Say what you will about the Iraq war, but there's no shortage of information and analysis about it. Whether we're getting all -- or even the right -- data is another argument; as it is there's plenty of media available to support all sides. While I enjoy like-minded partisanship as much as the blowhard on the next barstool, I have more respect for a cogent, thoughtful work that can snake through the sound-bite minefields and draw all patrons up to the bar for a shared gasp of outrage.
Such is Charles Ferguson's documentary about the U.S. occupation of Iraq, No End in Sight, which condenses an enormous amount of information, primarily about the events in Washington, D.C., and Baghdad, during 2003. Ferguson's goal: to reveal the largely preventable errors made then that precipitated the mess we -- and the Iraqis -- are in now.
If you've been diligently paying attention all along, then No End is a valuable refresher précis, a sort of greatest-hits package of blunders and missteps. (Like all compilations, it's got some one-hit wonders: Remember Ahmed Chalabi?) But plenty of us have lost track of the details of the Iraq story; it's become background noise in our busy lives, squawking only intermittently for a fresh tragedy or new political spat. In many respects, "Iraq" now signifies a featureless mess, a catch-all term for this omnipresent Bad Thing Over There that we've simply incorporated alongside other irritants beyond our control.
Ferguson's film sits us down and calmly redraws the lines, once again throwing Iraq into sharp relief. Even the well-informed will be shocked by No End -- not because it necessarily reveals anything new, but because it puts so many stray details and fast-grab headlines into context. And that big picture revealed is universally devastating, whether you supported the war or not: We made an unmitigated mess of Iraq and it didn't have to happen that way.
To understand where we are now, Ferguson posits, it's imperative to look at how we got here. Thus, he lines up individuals who, for the most part, were directly involved in planning the war and the subsequent reconstruction. Interviewees include retired Army Gen. Jay Garner, whose boots were among the first on the ground after the war, and who was tasked with transforming Iraq into a democracy; reporters; military personnel; Col. Paul Hughes, who nearly had the Iraqi army re-assembled; functionaries at the Pentagon and State Department; and diplomatic staff.
Talking-head interviews are supplemented with archival and contemporary footage from Iraq. Again, there's nothing new here (though some of the material is considerably rawer than what plays on TV news) -- but the visuals help to underscore the policy discussions.
Needless to say, the people whom Ferguson lays much of the blame on -- President George W. Bush's inner circle of Vice President Dick Cheney, then Secretary of Defense Donald Rumsfeld and former Deputy Secretary of Defense Paul Wolfowitz -- don't grant interviews.
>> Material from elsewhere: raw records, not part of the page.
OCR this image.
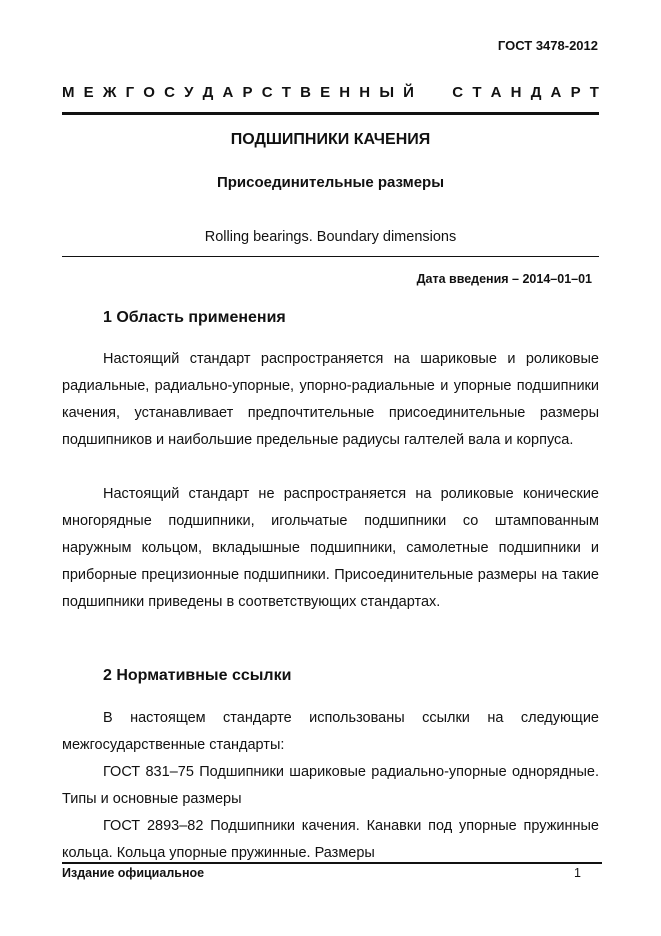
ГОСТ 3478-2012
М Е Ж Г О С У Д А Р С Т В Е Н Н Ы Й	С Т А Н Д А Р Т
ПОДШИПНИКИ КАЧЕНИЯ
Присоединительные размеры
Rolling bearings. Boundary dimensions
Дата введения – 2014–01–01
1 Область применения

Настоящий стандарт распространяется на шариковые и роликовые радиальные, радиально-упорные, упорно-радиальные и упорные подшипники качения, устанавливает предпочтительные присоединительные размеры подшипников и наибольшие предельные радиусы галтелей вала и корпуса.

Настоящий стандарт не распространяется на роликовые конические многорядные подшипники, игольчатые подшипники со штампованным наружным кольцом, вкладышные подшипники, самолетные подшипники и приборные прецизионные подшипники. Присоединительные размеры на такие подшипники приведены в соответствующих стандартах.

2 Нормативные ссылки

В настоящем стандарте использованы ссылки на следующие межгосударственные стандарты:

ГОСТ 831–75 Подшипники шариковые радиально-упорные однорядные. Типы и основные размеры

ГОСТ 2893–82 Подшипники качения. Канавки под упорные пружинные кольца. Кольца упорные пружинные. Размеры

Издание официальное	1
But people who were around them provide damning details about a triumvirate of war planners who acted at worst arrogantly, and at best, carelessly.
Though some of the facts are dry, and perhaps went unnoticed at the time, in hindsight they are devastating. For instance, the initial post-war-planning team -- itself a hastily assembled group -- was convened just 50 days before the attack on Baghdad. People set aside more time to ponder their Christmas shopping. The onboard ambassador, a seasoned diplomat with Mid-East experience, Barbara Bodine, now says pointedly: "There truly were no [post-war] plans."
In retracing the decisions made in 2003, so many mistakes come to light that the armchair cynic can pick his favorite. Besides the devastating looting, Ferguson examines in detail three grievous errors, all made on the watch of L. Paul Bremer, head of the Coalition Provisional Authority: (1) not involving Iraqis in post-war planning and reconstruction; (2) the de-Baathification that scattered Iraq's valuable technocrats and intelligentsia to the winds; and (3) the disbanding of the Iraqi military, which left up to half-a-million armed, angry men to be swayed by burgeoning anti-U.S. uprisings.
Like the snowball rolling into an unstoppable avalanche, so too did early errors spur crises that rapidly metastasized into worse trouble. Ferguson lays out reason after reason -- all eminently understandable -- why the insurgency bloomed in 2003. When the data are assembled, it's glaringly obvious that what we now refer to as the monolithic "insurgency" in fact represents dozens of different angry, frustrated, disaffected, impoverished and disenfranchised factions. Good luck fixing that.
In fact, the more you learn about what occurred four years ago, the less optimistic you are about any immediate improvement. Ferguson doesn't offer any solutions; instead, his film is a post-mortem, a relatively dispassionate checklist of what went wrong. History has yet to be written on the final outcome of Iraq, but it's hard not to look at the events of 2003 as presented here and not see a colossal foreign-policy blunder, the costs of which -- economically, militarily, diplomatically -- have not even begun to be tallied.
Individually, perhaps, there's little we can do about the war. But informing ourselves -- about what mistakes were made, and how they continue to impact today -- should be mandatory citizenship, even if some of our elected officials seem blithely disinterested. No End in Sight isn't a fun film to watch, but then facing up to reality is often tough. In English, and some Arabic, with subtitles.